AffordMatcher: Affordance Learning in 3D Scenes from Visual Signifiers
This work addresses affordance learning for scene-level applications in robotics or AR/VR, but it appears incremental as it builds on existing geometric and visual approaches with a new dataset and matching method.
The authors tackled the challenge of affordance learning in 3D scenes by introducing AffordBridge, a large-scale dataset with 291,637 annotations across 685 indoor scenes, and AffordMatcher, a method that matches image and point cloud instances to identify affordance regions more precisely, showing effectiveness in experiments.
Affordance learning is a complex challenge in many applications, where existing approaches primarily focus on the geometric structures, visual knowledge, and affordance labels of objects to determine interactable regions. However, extending this learning capability to a scene is significantly more complicated, as incorporating object- and scene-level semantics is not straightforward. In this work, we introduce AffordBridge, a large-scale dataset with 291,637 functional interaction annotations across 685 high-resolution indoor scenes in the form of point clouds.
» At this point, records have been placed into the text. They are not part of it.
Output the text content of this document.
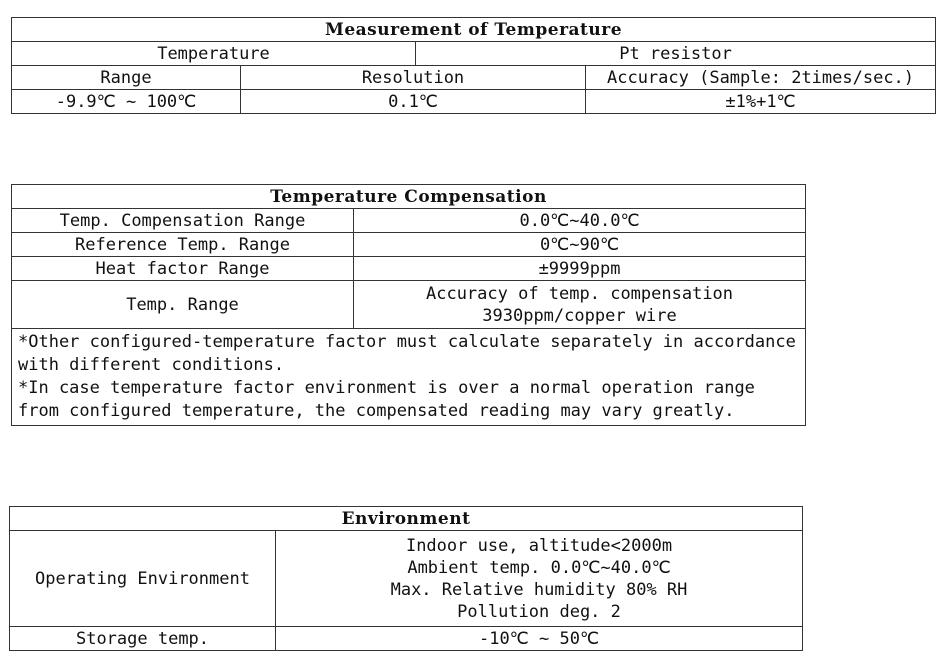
Measurement of Temperature			
Temperature		Pt resistor	
Range	Resolution		Accuracy (Sample: 2times/sec.)
-9.9℃ ~ 100℃	0.1℃		±1%+1℃
Temperature Compensation	
Temp. Compensation Range	0.0℃~40.0℃
Reference Temp. Range	0℃~90℃
Heat factor Range	±9999ppm
Temp. Range	Accuracy of temp. compensation
3930ppm/copper wire

*Other configured-temperature factor must calculate separately in accordance with different conditions.
*In case temperature factor environment is over a normal operation range from configured temperature, the compensated reading may vary greatly.	
Environment	
Operating Environment	Indoor use, altitude<2000m
Ambient temp. 0.0℃~40.0℃
Max. Relative humidity 80% RH
Pollution deg. 2

Storage temp.	-10℃ ~ 50℃
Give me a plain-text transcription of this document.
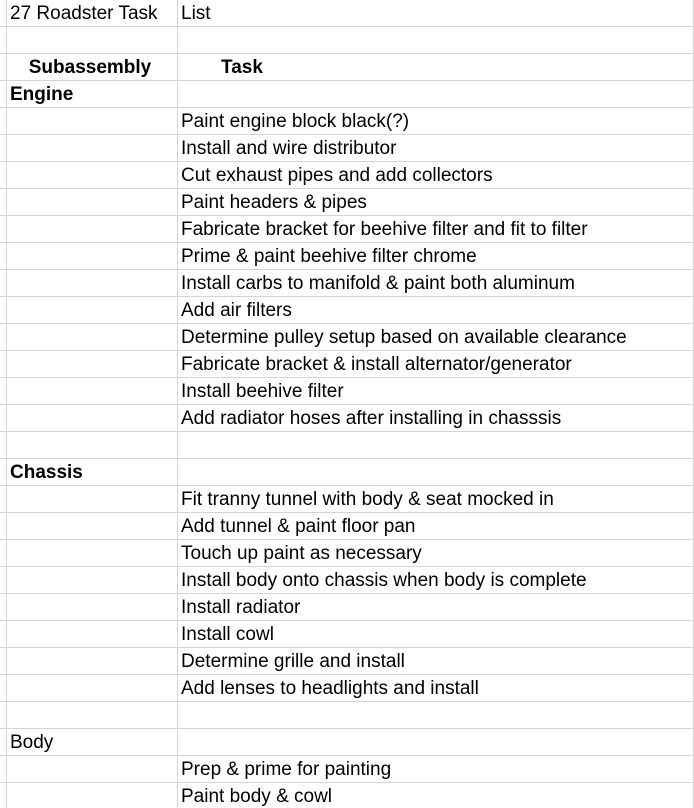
27 Roadster Task	List
Subassembly	Task
Engine
Paint engine block black(?)
Install and wire distributor
Cut exhaust pipes and add collectors
Paint headers & pipes
Fabricate bracket for beehive filter and fit to filter
Prime & paint beehive filter chrome
Install carbs to manifold & paint both aluminum
Add air filters
Determine pulley setup based on available clearance
Fabricate bracket & install alternator/generator
Install beehive filter
Add radiator hoses after installing in chasssis
Chassis
Fit tranny tunnel with body & seat mocked in
Add tunnel & paint floor pan
Touch up paint as necessary
Install body onto chassis when body is complete
Install radiator
Install cowl
Determine grille and install
Add lenses to headlights and install
Body
Prep & prime for painting
Paint body & cowl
Our affordance annotations are complemented by RGB images that are linked to the same instances within the scenes. Building upon our dataset, we propose AffordMatcher, an affordance learning method that establishes coherent semantic correspondences between image-based and point cloud-based instances for keypoint matching, enabling a more precise identification of affordance regions based on cues, so-called visual signifiers. Experimental results on our dataset demonstrate the effectiveness of our approach compared to other methods.